According to Gaza’s Hamas-run health ministry, at least six people died of starvation over the weekend, making a total of 175 malnutrition-related deaths, including 93 children, since the war began. The World Health Organization reported 63 malnutrition-related deaths in Gaza in July alone, including 25 children, of whom all but one were under the age of 5.
Israel blocked the entry of all aid into the Strip between March and May of this year as a ceasefire with Hamas collapsed, arguing that enough food had entered the Strip for months during the truce.
The US- and Israel-backed Gaza Humanitarian Foundation launched its operations in late May, sidelining the longstanding UN-led humanitarian system as Israel was beginning to ease the more than two-month aid blockade. Israel said the previous system allowed Hamas to commandeer aid, strengthening its grip on Gaza’s population.

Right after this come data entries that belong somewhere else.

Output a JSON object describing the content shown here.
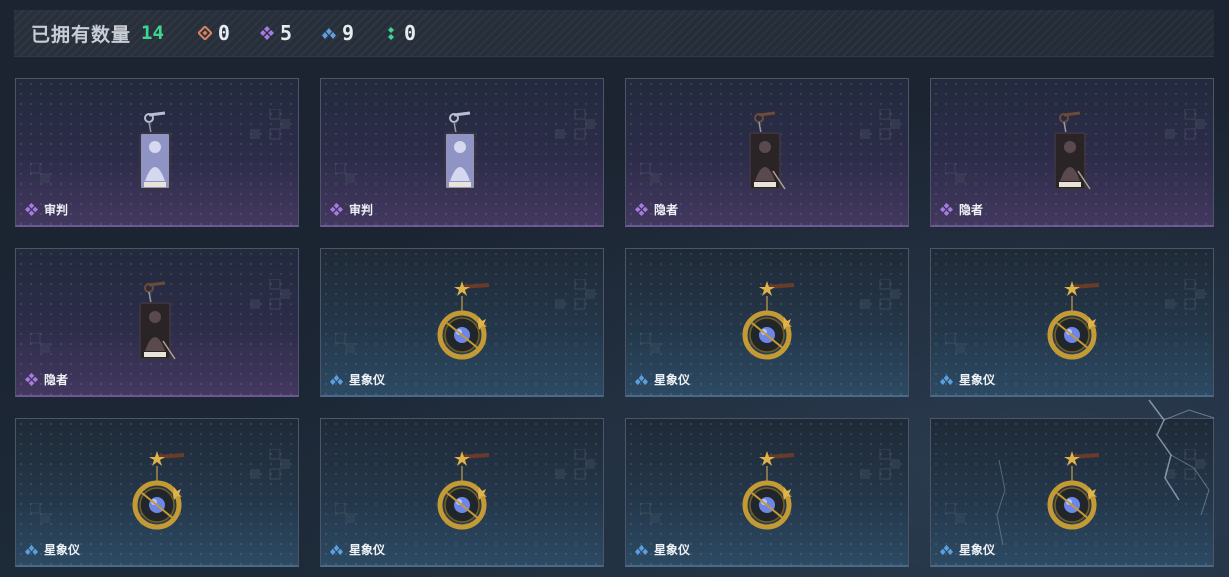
{
  "header": {
    "owned_label": "已拥有数量",
    "owned_count": "14",
    "stats": [
      {
        "icon": "orange-rarity-icon",
        "color": "#d9835a",
        "value": "0"
      },
      {
        "icon": "purple-rarity-icon",
        "color": "#a77be0",
        "value": "5"
      },
      {
        "icon": "blue-rarity-icon",
        "color": "#5c9fe0",
        "value": "9"
      },
      {
        "icon": "green-rarity-icon",
        "color": "#3ed68f",
        "value": "0"
      }
    ]
  },
  "items": [
    {
      "name": "审判",
      "rarity": "purple",
      "icon": "judgement-tarot-charm-icon"
    },
    {
      "name": "审判",
      "rarity": "purple",
      "icon": "judgement-tarot-charm-icon"
    },
    {
      "name": "隐者",
      "rarity": "purple",
      "icon": "hermit-tarot-charm-icon"
    },
    {
      "name": "隐者",
      "rarity": "purple",
      "icon": "hermit-tarot-charm-icon"
    },
    {
      "name": "隐者",
      "rarity": "purple",
      "icon": "hermit-tarot-charm-icon"
    },
    {
      "name": "星象仪",
      "rarity": "blue",
      "icon": "astrolabe-charm-icon"
    },
    {
      "name": "星象仪",
      "rarity": "blue",
      "icon": "astrolabe-charm-icon"
    },
    {
      "name": "星象仪",
      "rarity": "blue",
      "icon": "astrolabe-charm-icon"
    },
    {
      "name": "星象仪",
      "rarity": "blue",
      "icon": "astrolabe-charm-icon"
    },
    {
      "name": "星象仪",
      "rarity": "blue",
      "icon": "astrolabe-charm-icon"
    },
    {
      "name": "星象仪",
      "rarity": "blue",
      "icon": "astrolabe-charm-icon"
    },
    {
      "name": "星象仪",
      "rarity": "blue",
      "icon": "astrolabe-charm-icon"
    }
  ]
}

The GHF is intended to facilitate aid distribution directly to Gazan civilians, without contributing to Hamas’s coffers. But the UN and other aid groups have rejected the GHF, accusing it of violating humanitarian principles of neutrality and of putting aid seekers in harm’s way.

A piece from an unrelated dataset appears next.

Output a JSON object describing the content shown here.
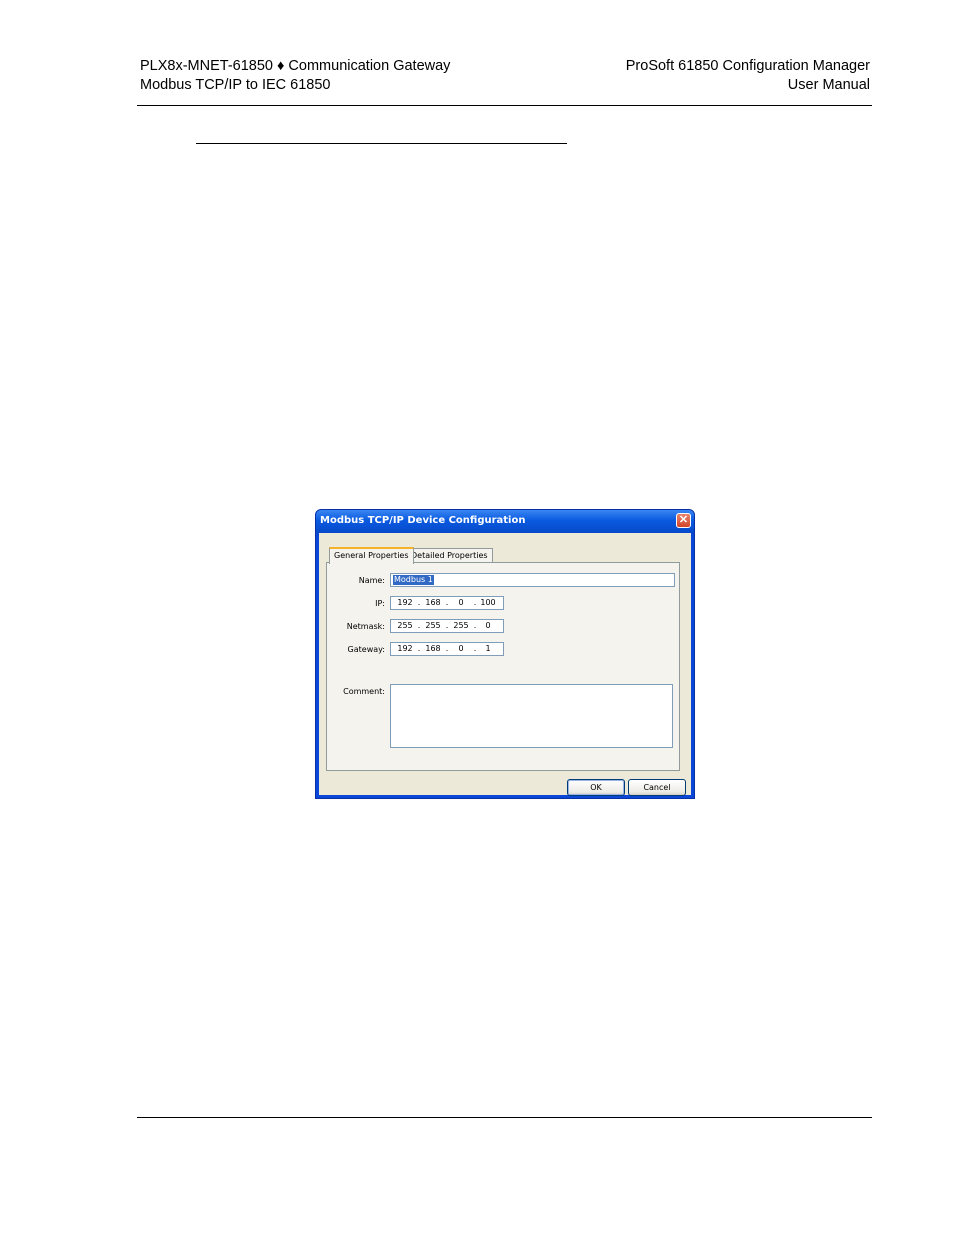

According to the United Nations, more than 1,300 Palestinian aid seekers have been killed in Gaza since late May, including over 800 near sites run by the GHF, whose facilities are protected by American contractors, with IDF troops nearby.
The IDF has in the past said troops have fired toward crowds of Palestinians approaching their positions near aid sites, but it claims the casualty figures are exaggerated, without providing its own.